Last week, Chinese lab Deepseek released an updated version of the R1 Reasoning AI model that works well with many mathematics and coding benchmarks. The company did not reveal the source of the data it used to train the models, but some AI researchers speculate that at least partially came from AI in Google’s Gemini family.
Sam Paech, a Melbourne-based developer who creates AI’s “emotional intelligence” assessment, has published what he claims is evidence that Deepseek’s latest model has been trained for output from Gemini. The Deepseek model, called the R1-0528, prefers words and expressions similar to Google’s Gemini 2.5 Pro favours, Paech said in the X-Post.
It’s not a smoking gun. However, he pointed out that another developer, the trace of the Deepseek model, the pseudonym creator of AI’s “free speech assessment,” called SpeechMap, the “thinking” that the model generates when it works towards conclusions, “read like traces of Gemini.”
Deepseek has previously been accused of training on data from rival AI models. In December, developers observed that Deepseek’s V3 model often identifies as ChatGpt, Openai’s AI-powered Chatbot platform, suggesting that it may be trained in the ChatGPT chat log.
Earlier this year, Openai told the Financial Times that it found evidence linking Deepseek to the use of distillation. According to Bloomberg, Microsoft, a collaborator and investor at Openai, detected a large amount of data was being excluded through its Openai developer account in late 2024. Openai believes it is affiliated with Deepseek.
Distillation is not an uncommon practice, but Openai’s terms of service prohibit customers from using company model output to build competing AI.
To be clear, many models misidentify themselves and converge to the same word and phrases of turn. This is because Open Web, a place where AI companies source most of their training data, is scattered with AI slops. Content Farms are using AI to create ClickBait, and bots are flooding Reddit and X.
This “contamination” made it extremely difficult to thoroughly filter the AI output from the training dataset if so.
Still, AI experts like Nathan Lambert, a researcher at the non-profit AI Institute AI2, don’t think Deepseek trained data from Google’s Gemini out of trouble.

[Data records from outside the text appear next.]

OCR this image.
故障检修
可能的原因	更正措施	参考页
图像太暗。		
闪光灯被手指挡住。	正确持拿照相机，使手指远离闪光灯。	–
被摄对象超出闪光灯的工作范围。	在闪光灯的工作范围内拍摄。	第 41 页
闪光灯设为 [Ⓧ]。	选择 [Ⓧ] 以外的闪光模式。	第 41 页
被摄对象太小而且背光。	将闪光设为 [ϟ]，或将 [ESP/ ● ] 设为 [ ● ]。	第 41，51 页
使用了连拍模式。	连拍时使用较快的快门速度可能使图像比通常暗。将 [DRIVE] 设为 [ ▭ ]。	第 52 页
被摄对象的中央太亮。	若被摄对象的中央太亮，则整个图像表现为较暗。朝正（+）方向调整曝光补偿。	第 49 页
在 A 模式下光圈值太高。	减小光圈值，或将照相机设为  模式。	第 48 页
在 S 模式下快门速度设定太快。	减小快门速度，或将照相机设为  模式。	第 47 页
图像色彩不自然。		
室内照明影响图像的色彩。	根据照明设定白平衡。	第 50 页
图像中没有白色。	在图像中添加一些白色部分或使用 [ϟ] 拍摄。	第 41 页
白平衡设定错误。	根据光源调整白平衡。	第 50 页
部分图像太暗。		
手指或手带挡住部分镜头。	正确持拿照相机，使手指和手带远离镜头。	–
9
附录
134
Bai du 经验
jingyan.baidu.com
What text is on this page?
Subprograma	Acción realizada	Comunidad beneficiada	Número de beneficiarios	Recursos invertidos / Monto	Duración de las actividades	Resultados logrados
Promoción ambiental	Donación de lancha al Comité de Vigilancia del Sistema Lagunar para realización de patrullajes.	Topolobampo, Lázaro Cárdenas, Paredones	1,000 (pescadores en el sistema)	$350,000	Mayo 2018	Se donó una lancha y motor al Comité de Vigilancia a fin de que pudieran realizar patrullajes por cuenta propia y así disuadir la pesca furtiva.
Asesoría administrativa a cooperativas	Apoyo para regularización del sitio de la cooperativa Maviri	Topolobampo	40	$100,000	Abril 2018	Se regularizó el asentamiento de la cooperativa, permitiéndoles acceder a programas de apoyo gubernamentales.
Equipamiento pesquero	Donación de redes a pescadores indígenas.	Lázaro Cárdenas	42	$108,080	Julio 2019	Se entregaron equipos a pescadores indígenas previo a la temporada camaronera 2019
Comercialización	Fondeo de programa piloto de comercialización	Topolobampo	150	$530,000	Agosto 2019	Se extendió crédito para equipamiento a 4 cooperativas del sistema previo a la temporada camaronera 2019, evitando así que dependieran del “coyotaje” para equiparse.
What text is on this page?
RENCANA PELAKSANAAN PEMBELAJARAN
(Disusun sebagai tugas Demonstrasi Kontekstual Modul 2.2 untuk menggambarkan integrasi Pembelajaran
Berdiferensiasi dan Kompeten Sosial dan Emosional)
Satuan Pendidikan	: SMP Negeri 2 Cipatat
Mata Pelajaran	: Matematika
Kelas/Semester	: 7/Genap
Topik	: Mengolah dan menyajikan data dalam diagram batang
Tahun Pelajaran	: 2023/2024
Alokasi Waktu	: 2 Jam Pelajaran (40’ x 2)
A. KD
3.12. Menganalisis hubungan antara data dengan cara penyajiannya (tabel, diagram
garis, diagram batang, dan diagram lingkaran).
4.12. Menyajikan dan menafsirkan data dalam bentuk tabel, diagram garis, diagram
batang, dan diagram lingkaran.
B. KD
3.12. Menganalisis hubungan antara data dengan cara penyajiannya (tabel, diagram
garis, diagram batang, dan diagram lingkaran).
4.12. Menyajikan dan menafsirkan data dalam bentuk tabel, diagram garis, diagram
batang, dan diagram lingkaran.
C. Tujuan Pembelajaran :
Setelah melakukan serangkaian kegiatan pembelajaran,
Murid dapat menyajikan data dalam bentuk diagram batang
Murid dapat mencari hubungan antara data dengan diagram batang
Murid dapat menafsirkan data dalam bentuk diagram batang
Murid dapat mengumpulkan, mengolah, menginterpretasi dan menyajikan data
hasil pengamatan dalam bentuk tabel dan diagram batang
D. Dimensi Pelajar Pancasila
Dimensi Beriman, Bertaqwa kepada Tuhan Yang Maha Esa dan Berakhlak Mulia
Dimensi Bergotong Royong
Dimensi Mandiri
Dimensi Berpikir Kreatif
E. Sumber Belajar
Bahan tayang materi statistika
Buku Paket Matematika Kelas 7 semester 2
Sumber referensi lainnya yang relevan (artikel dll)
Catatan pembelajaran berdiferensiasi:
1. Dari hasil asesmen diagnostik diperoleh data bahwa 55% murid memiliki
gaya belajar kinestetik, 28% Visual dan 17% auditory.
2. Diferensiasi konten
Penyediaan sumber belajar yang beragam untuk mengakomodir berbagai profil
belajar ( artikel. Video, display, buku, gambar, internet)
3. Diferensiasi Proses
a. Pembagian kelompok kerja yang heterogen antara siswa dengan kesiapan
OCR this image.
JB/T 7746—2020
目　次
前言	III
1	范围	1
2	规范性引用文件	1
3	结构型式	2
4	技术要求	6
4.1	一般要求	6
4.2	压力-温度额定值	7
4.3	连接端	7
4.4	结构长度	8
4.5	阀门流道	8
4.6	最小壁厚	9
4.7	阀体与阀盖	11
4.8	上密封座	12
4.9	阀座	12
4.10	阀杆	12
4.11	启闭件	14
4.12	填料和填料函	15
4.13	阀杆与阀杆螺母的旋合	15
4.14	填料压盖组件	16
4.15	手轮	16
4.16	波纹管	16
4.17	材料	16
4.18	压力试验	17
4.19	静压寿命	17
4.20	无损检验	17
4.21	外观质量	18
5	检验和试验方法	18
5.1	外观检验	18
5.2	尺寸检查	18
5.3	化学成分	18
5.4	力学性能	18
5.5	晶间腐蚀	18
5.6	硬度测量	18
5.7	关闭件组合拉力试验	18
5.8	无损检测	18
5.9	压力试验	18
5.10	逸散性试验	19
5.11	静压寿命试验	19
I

“If I were Deepseek, I would definitely create a ton of synthetic data from the best API models out there,” Lambert wrote in X’s post.[DeepSeek is] Shorten the GPU and wash it off with cash. It’s literally more efficient for them more calculations. ”
In some cases, AI companies are increasing their security measures to prevent distillation.
In April, OpenAI began requesting organizations to complete the identity verification process to access certain advanced models. This process requires a government-issued ID from one of the countries supported by Openai’s API. China is not on the list.
Elsewhere, Google recently launched a “summary” of traces generated by models available through the AI Studio Developer Platform. In May, humanity said it would begin summarizing traces of its own model, citing the need to protect “competitive benefits.”
I will contact Google for comment and update this article if I receive a reply.